This will encourage exports and discourage non-essential imports such as precious metals
In the past year, oil prices have halved in US dollar terms. However, Russia, one of the world's largest oil exporters, continues to receive pretty much the same number of roubles per barrel it used to get a year ago. This is because there has been a big run on the Russian currency.
In effect, trading in rouble has stopped in the past few sessions. You will see quotes ranging from 68 to 73 roubles a dollar. The currency was trading at 32 a dollar in January. The Russian central bank has raised interest rates multiple times in the past 10 days, with the last hike going from 10 per cent to 17 per cent. This smells of desperation.
In theoretical terms, Russian government debt will now pay that enormous interest rate. In practice, there is a real danger that there will be a default on payments as in 1998. Alternatively, the currency fall might continue and wipe out potential gains in rouble-interest.
Domestic inflation in Russia was running at eight per cent last month, when the rouble traded at 45 to a dollar. Inflation is bound to zoom and imported items will double in price. Anecdotes suggest that Russian supermarkets are changing price tags on imported items a couple of times a day. High-end electronics manufacturers such as Apple have suspended sales in Russia until the currency stabilises.
This crisis has fair chances of infecting the global economy because Russia is a large energy exporter. India is particularly vulnerable because of strong Indo-Russian trade ties. If trade agreements between the two nations are priced in roubles, the terms will need drastic review.
There's another point to be noted. The rouble is now considerably weaker than the rupee apart from being much more unstable. This means that Russian exports are more competitive than India. Of course, India and Russia don't have too many areas of export competition. But it could alter the trade balance between the two countries.
Most of the world's traders have their fingers crossed as the US Federal Reserve meets this week and the Fed's meeting will also be followed by a policy meet of the Bank of Japan. If the Fed is not hawkish and seems unlikely to hike policy rates, global currency markets will stabilise quicker. If the Fed threatens to tighten, this could turn into a big bear market.
On a broader perspective, the dollar has gained against most world currencies in the past six months. It is up sharply versus the Yen and the Euro and also up versus the rupee. But in relative terms, the rupee has been stronger than most other currencies.
This adversely affects India's global export competitiveness. In effect, it encourages imports and discourages exports. Given a negative trade balance, and a negative current account, that might not be the healthiest situation.
Indeed, the November trade deficit (imports minus exports) hit $16.8 billion, an 18-month high.

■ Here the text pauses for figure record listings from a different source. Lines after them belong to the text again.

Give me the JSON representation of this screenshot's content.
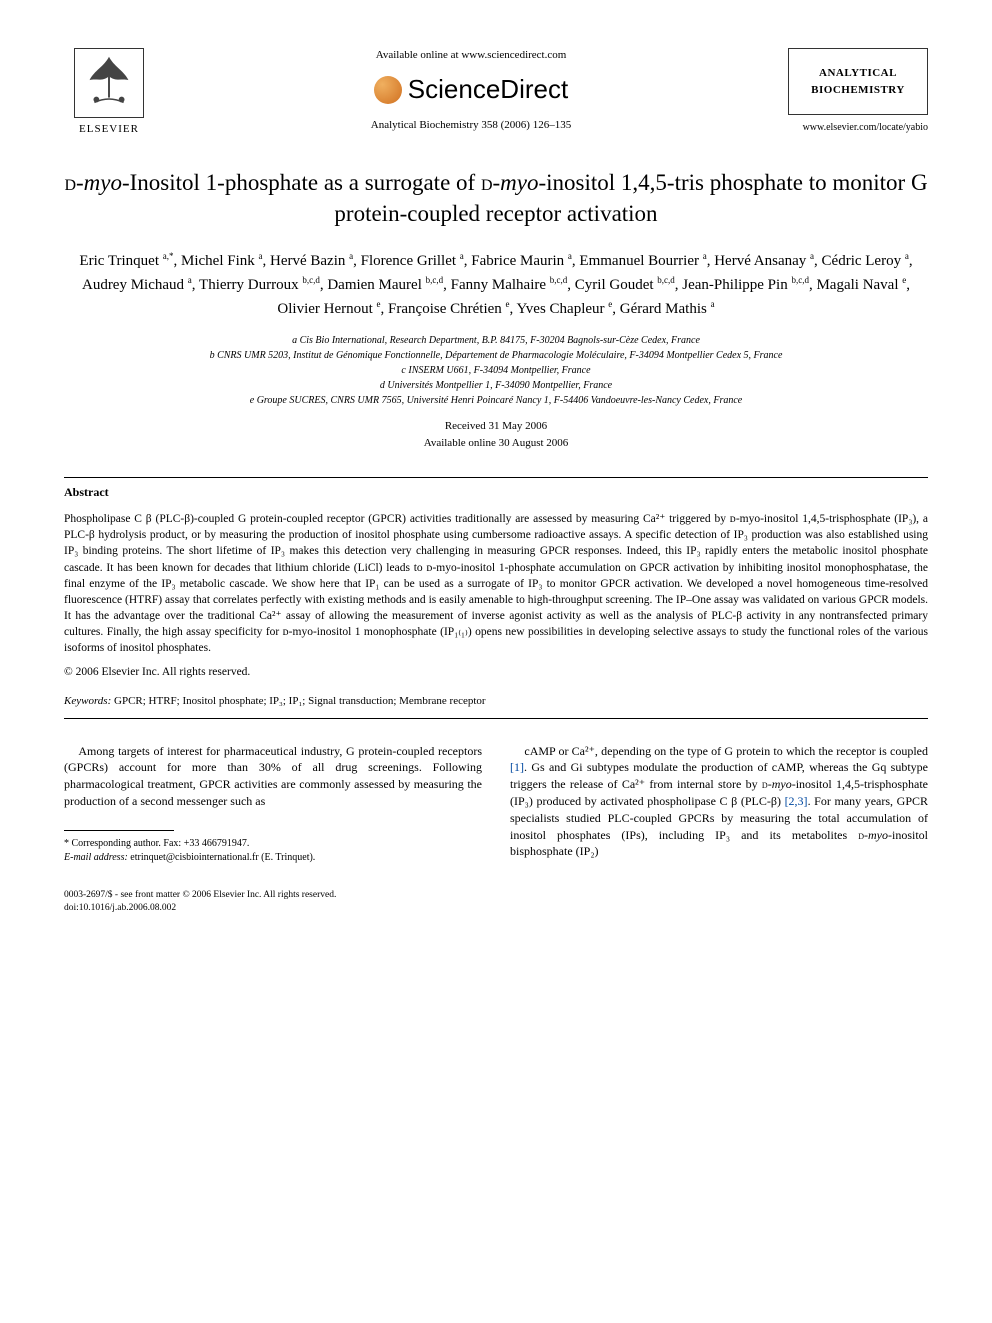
{
  "header": {
    "elsevier_label": "ELSEVIER",
    "available_text": "Available online at www.sciencedirect.com",
    "sciencedirect_label": "ScienceDirect",
    "journal_reference": "Analytical Biochemistry 358 (2006) 126–135",
    "journal_box_line1": "ANALYTICAL",
    "journal_box_line2": "BIOCHEMISTRY",
    "journal_url": "www.elsevier.com/locate/yabio"
  },
  "title_parts": {
    "p1": "d",
    "p2": "-myo-",
    "p3": "Inositol 1-phosphate as a surrogate of ",
    "p4": "d",
    "p5": "-myo-",
    "p6": "inositol 1,4,5-tris phosphate to monitor G protein-coupled receptor activation"
  },
  "authors_html": "Eric Trinquet <sup>a,*</sup>, Michel Fink <sup>a</sup>, Hervé Bazin <sup>a</sup>, Florence Grillet <sup>a</sup>, Fabrice Maurin <sup>a</sup>, Emmanuel Bourrier <sup>a</sup>, Hervé Ansanay <sup>a</sup>, Cédric Leroy <sup>a</sup>, Audrey Michaud <sup>a</sup>, Thierry Durroux <sup>b,c,d</sup>, Damien Maurel <sup>b,c,d</sup>, Fanny Malhaire <sup>b,c,d</sup>, Cyril Goudet <sup>b,c,d</sup>, Jean-Philippe Pin <sup>b,c,d</sup>, Magali Naval <sup>e</sup>, Olivier Hernout <sup>e</sup>, Françoise Chrétien <sup>e</sup>, Yves Chapleur <sup>e</sup>, Gérard Mathis <sup>a</sup>",
  "affiliations": {
    "a": "a Cis Bio International, Research Department, B.P. 84175, F-30204 Bagnols-sur-Cèze Cedex, France",
    "b": "b CNRS UMR 5203, Institut de Génomique Fonctionnelle, Département de Pharmacologie Moléculaire, F-34094 Montpellier Cedex 5, France",
    "c": "c INSERM U661, F-34094 Montpellier, France",
    "d": "d Universités Montpellier 1, F-34090 Montpellier, France",
    "e": "e Groupe SUCRES, CNRS UMR 7565, Université Henri Poincaré Nancy 1, F-54406 Vandoeuvre-les-Nancy Cedex, France"
  },
  "dates": {
    "received": "Received 31 May 2006",
    "online": "Available online 30 August 2006"
  },
  "abstract": {
    "label": "Abstract",
    "text": "Phospholipase C β (PLC-β)-coupled G protein-coupled receptor (GPCR) activities traditionally are assessed by measuring Ca²⁺ triggered by ᴅ-myo-inositol 1,4,5-trisphosphate (IP₃), a PLC-β hydrolysis product, or by measuring the production of inositol phosphate using cumbersome radioactive assays. A specific detection of IP₃ production was also established using IP₃ binding proteins. The short lifetime of IP₃ makes this detection very challenging in measuring GPCR responses. Indeed, this IP₃ rapidly enters the metabolic inositol phosphate cascade. It has been known for decades that lithium chloride (LiCl) leads to ᴅ-myo-inositol 1-phosphate accumulation on GPCR activation by inhibiting inositol monophosphatase, the final enzyme of the IP₃ metabolic cascade. We show here that IP₁ can be used as a surrogate of IP₃ to monitor GPCR activation. We developed a novel homogeneous time-resolved fluorescence (HTRF) assay that correlates perfectly with existing methods and is easily amenable to high-throughput screening. The IP–One assay was validated on various GPCR models. It has the advantage over the traditional Ca²⁺ assay of allowing the measurement of inverse agonist activity as well as the analysis of PLC-β activity in any nontransfected primary cultures. Finally, the high assay specificity for ᴅ-myo-inositol 1 monophosphate (IP₁₍₁₎) opens new possibilities in developing selective assays to study the functional roles of the various isoforms of inositol phosphates.",
    "copyright": "© 2006 Elsevier Inc. All rights reserved."
  },
  "keywords": {
    "label": "Keywords:",
    "text": " GPCR; HTRF; Inositol phosphate; IP₃; IP₁; Signal transduction; Membrane receptor"
  },
  "body": {
    "col1": "Among targets of interest for pharmaceutical industry, G protein-coupled receptors (GPCRs) account for more than 30% of all drug screenings. Following pharmacological treatment, GPCR activities are commonly assessed by measuring the production of a second messenger such as",
    "col2": "cAMP or Ca²⁺, depending on the type of G protein to which the receptor is coupled [1]. Gs and Gi subtypes modulate the production of cAMP, whereas the Gq subtype triggers the release of Ca²⁺ from internal store by ᴅ-myo-inositol 1,4,5-trisphosphate (IP₃) produced by activated phospholipase C β (PLC-β) [2,3]. For many years, GPCR specialists studied PLC-coupled GPCRs by measuring the total accumulation of inositol phosphates (IPs), including IP₃ and its metabolites ᴅ-myo-inositol bisphosphate (IP₂)"
  },
  "footnote": {
    "corresponding": "* Corresponding author. Fax: +33 466791947.",
    "email_label": "E-mail address:",
    "email": " etrinquet@cisbiointernational.fr (E. Trinquet)."
  },
  "footer": {
    "line1": "0003-2697/$ - see front matter © 2006 Elsevier Inc. All rights reserved.",
    "doi": "doi:10.1016/j.ab.2006.08.002"
  },
  "colors": {
    "link": "#0048a0",
    "text": "#000000",
    "background": "#ffffff"
  }
}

Exports grew seven per cent, but imports jumped 27 per cent. Crude oil imports fell in value terms but non-oil imports hit new highs. Gold and silver imports shot through the roof. The price of oil — India's largest import item — is down and so is the price of natural gas and coal.
Ideally, the Reserve Bank of India (RBI) will want the rupee to weaken, so as to encourage exports and to discourage non-essential imports such as precious metals. One way to do this is to buy USD (thus selling rupees). Another way is to cut policy rates. The RBI has to walk a tightrope given what is happening this week.